Sunday, April 14, 2013

Nonstick Cookware is Back

The New York State Department of Health has announced the results of various safety tests performed on several popular brands of nonstick cookware. They conclude the products are safe when used properly. 
The villain under fire is PFOA, a compound the U.S. Environmental Protection Agency has studied intensely since it was suspected to be a human carcinogen. It has been noted that most of the harmful chemical is burned off of the cookware before it leaves the factory. It was found that new nonstick cookware heated to 356 to 444 degrees F. did emit PFOA, both into the air and into the water that was being heated, but the amounts were "very little." The amounts emitted also declined with each subsequent use. The highest level found was 100 times lower than Consumer Reports concluded to be of little concern to public health. Concerns regarding the breakdown of the product and the release of toxic particles and fumes over time have also been addressed.
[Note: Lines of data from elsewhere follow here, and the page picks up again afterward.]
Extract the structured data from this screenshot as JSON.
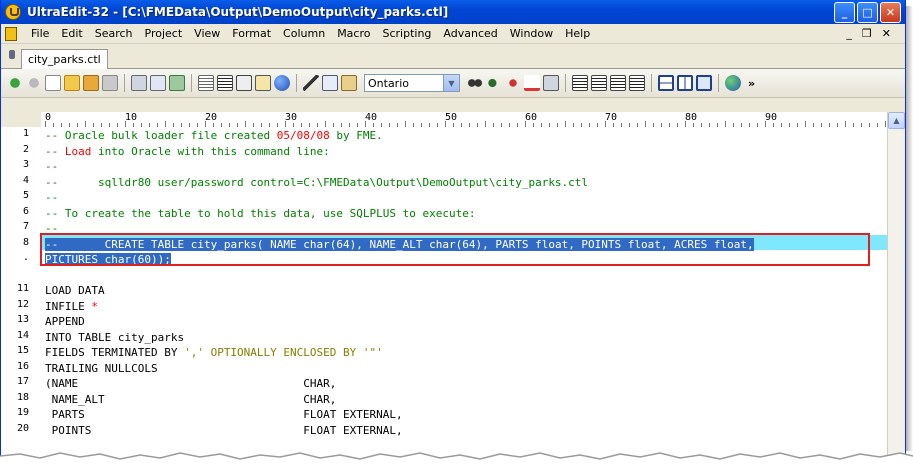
{
  "window": {
    "title": "UltraEdit-32 - [C:\\FMEData\\Output\\DemoOutput\\city_parks.ctl]",
    "controls": {
      "minimize": "_",
      "maximize": "□",
      "close": "✕"
    }
  },
  "menu": {
    "items": [
      "File",
      "Edit",
      "Search",
      "Project",
      "View",
      "Format",
      "Column",
      "Macro",
      "Scripting",
      "Advanced",
      "Window",
      "Help"
    ],
    "mdi": {
      "minimize": "_",
      "restore": "❐",
      "close": "✕"
    }
  },
  "tabs": [
    {
      "label": "city_parks.ctl"
    }
  ],
  "toolbar": {
    "font_combo": "Ontario",
    "more": "»",
    "icons": [
      "back-icon",
      "forward-icon",
      "new-file-icon",
      "open-folder-icon",
      "save-icon",
      "save-all-icon",
      "print-icon",
      "print-preview-icon",
      "image-icon",
      "page-icon",
      "word-wrap-icon",
      "hex-icon",
      "document-icon",
      "globe-icon",
      "cut-icon",
      "copy-icon",
      "paste-icon",
      "find-icon",
      "find-next-icon",
      "replace-icon",
      "spell-check-icon",
      "print-setup-icon",
      "align-left-icon",
      "align-center-icon",
      "align-right-icon",
      "justify-icon",
      "split-horizontal-icon",
      "split-vertical-icon",
      "cascade-icon",
      "web-icon"
    ]
  },
  "ruler": {
    "labels": [
      "0",
      "10",
      "20",
      "30",
      "40",
      "50",
      "60",
      "70",
      "80",
      "90"
    ]
  },
  "editor": {
    "lines": [
      {
        "n": "1",
        "parts": [
          {
            "t": "-- Oracle bulk loader file created ",
            "c": "comment"
          },
          {
            "t": "05/08/08",
            "c": "red"
          },
          {
            "t": " by FME.",
            "c": "comment"
          }
        ]
      },
      {
        "n": "2",
        "parts": [
          {
            "t": "-- ",
            "c": "comment"
          },
          {
            "t": "Load",
            "c": "red"
          },
          {
            "t": " into Oracle with this command line:",
            "c": "comment"
          }
        ]
      },
      {
        "n": "3",
        "parts": [
          {
            "t": "--",
            "c": "comment"
          }
        ]
      },
      {
        "n": "4",
        "parts": [
          {
            "t": "--      sqlldr80 user/password control=C:\\FMEData\\Output\\DemoOutput\\city_parks.ctl",
            "c": "comment"
          }
        ]
      },
      {
        "n": "5",
        "parts": [
          {
            "t": "--",
            "c": "comment"
          }
        ]
      },
      {
        "n": "6",
        "parts": [
          {
            "t": "-- To create the table to hold this data, use SQLPLUS to execute:",
            "c": "comment"
          }
        ]
      },
      {
        "n": "7",
        "parts": [
          {
            "t": "--",
            "c": "comment"
          }
        ]
      },
      {
        "n": "8",
        "parts": [
          {
            "t": "--       ",
            "c": "sel"
          },
          {
            "t": "CREATE TABLE city_parks( NAME char(64), NAME_ALT char(64), PARTS float, POINTS float, ACRES float,",
            "c": "sel"
          }
        ]
      },
      {
        "n": ".",
        "parts": [
          {
            "t": "PICTURES char(60));",
            "c": "sel"
          }
        ]
      },
      {
        "n": "",
        "parts": []
      },
      {
        "n": "11",
        "parts": [
          {
            "t": "LOAD DATA",
            "c": "plain"
          }
        ]
      },
      {
        "n": "12",
        "parts": [
          {
            "t": "INFILE ",
            "c": "plain"
          },
          {
            "t": "*",
            "c": "red"
          }
        ]
      },
      {
        "n": "13",
        "parts": [
          {
            "t": "APPEND",
            "c": "plain"
          }
        ]
      },
      {
        "n": "14",
        "parts": [
          {
            "t": "INTO TABLE city_parks",
            "c": "plain"
          }
        ]
      },
      {
        "n": "15",
        "parts": [
          {
            "t": "FIELDS TERMINATED BY ",
            "c": "plain"
          },
          {
            "t": "',' OPTIONALLY ENCLOSED BY '\"'",
            "c": "str"
          }
        ]
      },
      {
        "n": "16",
        "parts": [
          {
            "t": "TRAILING NULLCOLS",
            "c": "plain"
          }
        ]
      },
      {
        "n": "17",
        "parts": [
          {
            "t": "(NAME                                  CHAR,",
            "c": "plain"
          }
        ]
      },
      {
        "n": "18",
        "parts": [
          {
            "t": " NAME_ALT                              CHAR,",
            "c": "plain"
          }
        ]
      },
      {
        "n": "19",
        "parts": [
          {
            "t": " PARTS                                 FLOAT EXTERNAL,",
            "c": "plain"
          }
        ]
      },
      {
        "n": "20",
        "parts": [
          {
            "t": " POINTS                                FLOAT EXTERNAL,",
            "c": "plain"
          }
        ]
      }
    ]
  },
  "scrollbar": {
    "up": "▲"
  }
}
It has been shown that such a breakdown of materials only occurs when the cookware is heated beyond normal - to temps. above 500 degrees F. At that temp., foods will burn and the handles will melt. When the cookware coating becomes damaged or begins to flake with age, it's time to replace it.
~ Environmental Science Technology, 41:1180, 2007

Tuesday, April 9, 2013

Ten Years Later...

No proof exists that farm raised salmon is any safer than it was 10 years ago. In 2002, 700 samples of farm raised salmon showed 10 times the amount of PCBs, dioxins, pesticides, and mercury than wild salmon. What is typically called "Atlantic Salmon" is actually farmed in Chile and Canada. Farms in Scotland and Norway also show similar amounts of toxins. Farmed salmon absorb the PCBs and other industrial chemicals from the fishmeal & oils they are fed. Since the 2002 studies, no other tests have been performed. Environmental organizations oppose most salmon farming for the reason that large amounts of wild fish are used to feed the farmed fish, and that waste from the ponds pollute the oceans.
The EPA recommends that consumers eat farm raised fish no more than once a month. Use caution when purchasing frozen fish; packaging labels can be misleading. If it does not say "Wild", it probably isn't.
~ Institute for Health and the Environment, 2013

Friday, April 5, 2013

New Autism Reports

Prenatal folic acid supplements have proven effective in preventing neural tube defects such as spina bifida. A Norwegian study tracking 85000 children recently discovered a 40% reduction of incidences of autism in children born to women who took the B vitamin before and during their pregnancies, compared to women who did not take the supplement. If you plan to become pregnant, be sure to start the supplements before hand; about 6 to 8 weeks. The study also showed that women who started the supplement mid-term did not have similar results; the children had no lower risk of autism. The Center for Disease Control recommends 400 micrograms of folic acid daily for women who are or plan to become pregnant.
~ JAMA, 2013

Monday, April 1, 2013

Life Really Is a Bowl of Cherries!

People with gout may be able to cut in half their risk of recurrent attacks by eating about 20 tart cherries a day, according to research from the Boston University School of Medicine. Cherries contain a powerful natural property that inhibits the production of uric acids in the body, and the elimination of the same. It is the high levels of uric acid that cause the joint inflammation. The phyto-chemicals in the red cherries also work as an anti inflammatory similar to ibuprofen. Subjects in several studies concerning arthritis have reported relief from arthritis pain not related to gout.
The flavinoids in cherries are most concentrated in the skins of the cherries, so the best way to get the powerful antioxidant benefits is by eating the whole fruit, either fresh or dried. Look for juices containing the entire fruit; a residue of settled fruit puree on the bottom of the container is the best evidence the whole fruit was used to make the product. Also, many  juices are mostly apple juice with cherry flavoring or just enough cherry juice to give it color. Be sure the ingredient label says "100% cherry" juice and not just "100% juice."  If you eat cherries alone for gout treatment or in combination with  medication, it is advised to drink a lot of water to help flush out the toxic properties of uric acids from the body.
The benefits of medical diets often work as well as traditional medications and have no side effects. And, when used on a long-term basis, they provide the body with other health benefits. Even with the cherries, it is still necessary to stick to a low-purine diet for the treatment of gout. As always, be sure to discuss your diet and medications with your doctor so that there won't be a surprise of drug - food interactions.